La polemica è destinata ad allargarsi. Perché è vero, come ha spiegato Scajola alla Camera, che le disposizioni su scorte e tutele vengono prese a livello provinciale dai prefetti; ma poi vengono ratificate a Roma, dal Dipartimento della pubblica sicurezza, guidato dal capo della Polizia. E' possibile così che, nel fragore provocato dai colpi di pistola sparati nel buio di Bologna, venga coinvolto ancora una volta Gianni De Gennaro, il tecnico «ereditato» dal governo di centrodestra che alcuni settori della maggioranza non hanno mai digerito, e che dopo i fatti del G8 di Genova è stato lasciato al suo posto, pronto a fare da scudo all'esecutivo in un'altra emergenza.
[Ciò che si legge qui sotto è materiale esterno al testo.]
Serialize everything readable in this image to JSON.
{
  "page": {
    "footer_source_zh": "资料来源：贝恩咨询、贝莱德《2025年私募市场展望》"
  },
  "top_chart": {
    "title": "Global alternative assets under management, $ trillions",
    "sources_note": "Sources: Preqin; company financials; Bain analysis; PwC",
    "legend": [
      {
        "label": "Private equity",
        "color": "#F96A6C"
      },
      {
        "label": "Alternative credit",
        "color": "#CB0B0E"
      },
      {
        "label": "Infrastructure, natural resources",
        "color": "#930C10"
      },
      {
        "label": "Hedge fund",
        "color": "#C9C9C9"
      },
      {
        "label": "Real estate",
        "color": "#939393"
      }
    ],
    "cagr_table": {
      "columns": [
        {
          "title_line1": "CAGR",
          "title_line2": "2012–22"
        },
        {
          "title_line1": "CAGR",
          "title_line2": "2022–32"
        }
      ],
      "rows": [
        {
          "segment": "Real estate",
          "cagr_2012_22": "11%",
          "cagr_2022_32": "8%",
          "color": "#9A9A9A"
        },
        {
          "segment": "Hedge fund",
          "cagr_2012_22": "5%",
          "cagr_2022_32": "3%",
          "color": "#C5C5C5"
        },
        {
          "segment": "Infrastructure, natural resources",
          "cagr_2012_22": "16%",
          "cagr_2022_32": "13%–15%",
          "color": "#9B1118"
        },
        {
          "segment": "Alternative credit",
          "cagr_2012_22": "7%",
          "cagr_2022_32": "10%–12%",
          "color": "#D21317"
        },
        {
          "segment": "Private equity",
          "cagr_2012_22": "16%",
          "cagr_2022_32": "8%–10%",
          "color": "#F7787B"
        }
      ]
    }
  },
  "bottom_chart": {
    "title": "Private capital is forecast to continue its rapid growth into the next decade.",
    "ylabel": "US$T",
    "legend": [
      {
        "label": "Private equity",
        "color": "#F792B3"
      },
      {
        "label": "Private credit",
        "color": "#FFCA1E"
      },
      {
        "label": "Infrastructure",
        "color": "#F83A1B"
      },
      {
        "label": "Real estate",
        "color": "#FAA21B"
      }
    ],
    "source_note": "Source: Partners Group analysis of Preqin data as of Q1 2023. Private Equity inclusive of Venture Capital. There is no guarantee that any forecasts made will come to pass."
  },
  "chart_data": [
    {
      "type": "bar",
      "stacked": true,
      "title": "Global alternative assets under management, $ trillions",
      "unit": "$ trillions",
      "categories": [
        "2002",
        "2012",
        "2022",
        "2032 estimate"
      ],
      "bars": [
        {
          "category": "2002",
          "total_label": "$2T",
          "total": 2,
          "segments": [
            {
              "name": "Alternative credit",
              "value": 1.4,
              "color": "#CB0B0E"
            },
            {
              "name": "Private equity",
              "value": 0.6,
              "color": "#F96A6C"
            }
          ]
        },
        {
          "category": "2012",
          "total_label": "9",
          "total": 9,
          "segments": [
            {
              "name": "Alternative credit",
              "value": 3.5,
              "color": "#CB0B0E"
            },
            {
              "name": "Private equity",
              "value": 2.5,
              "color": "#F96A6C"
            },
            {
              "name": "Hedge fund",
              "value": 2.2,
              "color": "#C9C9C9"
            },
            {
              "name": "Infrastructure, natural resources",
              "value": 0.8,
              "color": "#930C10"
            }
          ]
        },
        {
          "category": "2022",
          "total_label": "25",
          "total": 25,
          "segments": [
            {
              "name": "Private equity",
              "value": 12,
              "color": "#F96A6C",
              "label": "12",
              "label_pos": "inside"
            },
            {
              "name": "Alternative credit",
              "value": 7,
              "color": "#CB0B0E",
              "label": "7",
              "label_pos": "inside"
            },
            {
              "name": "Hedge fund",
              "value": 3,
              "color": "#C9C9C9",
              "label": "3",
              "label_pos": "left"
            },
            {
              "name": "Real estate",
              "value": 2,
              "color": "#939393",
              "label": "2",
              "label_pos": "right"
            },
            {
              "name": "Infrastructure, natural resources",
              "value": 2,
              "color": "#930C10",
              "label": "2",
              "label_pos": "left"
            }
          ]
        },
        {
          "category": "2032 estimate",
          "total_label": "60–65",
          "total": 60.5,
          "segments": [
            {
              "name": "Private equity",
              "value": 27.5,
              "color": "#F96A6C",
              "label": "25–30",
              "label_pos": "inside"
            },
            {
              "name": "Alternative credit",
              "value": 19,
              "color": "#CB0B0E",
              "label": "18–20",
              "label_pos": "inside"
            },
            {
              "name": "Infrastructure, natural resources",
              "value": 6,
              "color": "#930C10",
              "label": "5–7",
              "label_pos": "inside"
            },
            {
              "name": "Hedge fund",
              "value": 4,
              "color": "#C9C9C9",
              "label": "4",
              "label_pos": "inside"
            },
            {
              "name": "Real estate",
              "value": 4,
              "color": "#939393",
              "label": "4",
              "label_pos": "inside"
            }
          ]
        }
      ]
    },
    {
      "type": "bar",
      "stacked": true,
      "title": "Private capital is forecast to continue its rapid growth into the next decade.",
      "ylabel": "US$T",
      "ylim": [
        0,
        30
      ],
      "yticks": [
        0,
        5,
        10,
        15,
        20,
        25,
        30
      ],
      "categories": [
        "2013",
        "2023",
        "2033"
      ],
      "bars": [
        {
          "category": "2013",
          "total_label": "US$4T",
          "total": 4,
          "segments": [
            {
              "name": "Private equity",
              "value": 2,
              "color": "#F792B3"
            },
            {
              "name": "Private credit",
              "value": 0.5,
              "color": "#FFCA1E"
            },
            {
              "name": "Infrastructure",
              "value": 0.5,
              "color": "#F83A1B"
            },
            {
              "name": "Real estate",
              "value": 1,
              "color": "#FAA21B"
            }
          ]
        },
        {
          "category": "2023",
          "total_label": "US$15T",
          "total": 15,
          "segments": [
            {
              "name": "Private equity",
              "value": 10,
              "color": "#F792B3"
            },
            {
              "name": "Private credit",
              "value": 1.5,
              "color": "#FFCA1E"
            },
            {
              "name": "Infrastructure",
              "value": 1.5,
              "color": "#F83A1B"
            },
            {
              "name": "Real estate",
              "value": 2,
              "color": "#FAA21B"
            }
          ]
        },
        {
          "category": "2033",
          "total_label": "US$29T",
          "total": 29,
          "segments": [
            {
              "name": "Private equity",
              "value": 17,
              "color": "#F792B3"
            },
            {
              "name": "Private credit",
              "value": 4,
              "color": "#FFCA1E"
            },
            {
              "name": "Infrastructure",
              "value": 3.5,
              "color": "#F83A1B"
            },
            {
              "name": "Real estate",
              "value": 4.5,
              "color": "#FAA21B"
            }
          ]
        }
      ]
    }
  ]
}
Certe notizie e dichiarazioni circolate ieri non escludono affatto questo scenario, anzi lo lasciano intravedere. Proprio De Gennaro, da quando è capo della Polizia, ha dedicato grande attenzione al terrorismo, raccomandando ai suoi uomini di dedicarsi anima e corpo all'indagine sul delitto D'Antona. Ma quell'inchiesta, a quasi tre anni dall'omicidio, registra più gelosie e scambi d'accuse tra Polizia e Carabinieri che risultati concreti. Ora, se davvero la pistola che ha ucciso Biagi è la stessa che ammazzò D'Antona, il vuoto investigativo intorno alle nuove Br peserà ancora di più. Com'è probabile che peserà il memoriale consegnato a un notaio dall'uomo assassinato martedì sera, in solitudine, mentre rientrava a casa in bicicletta.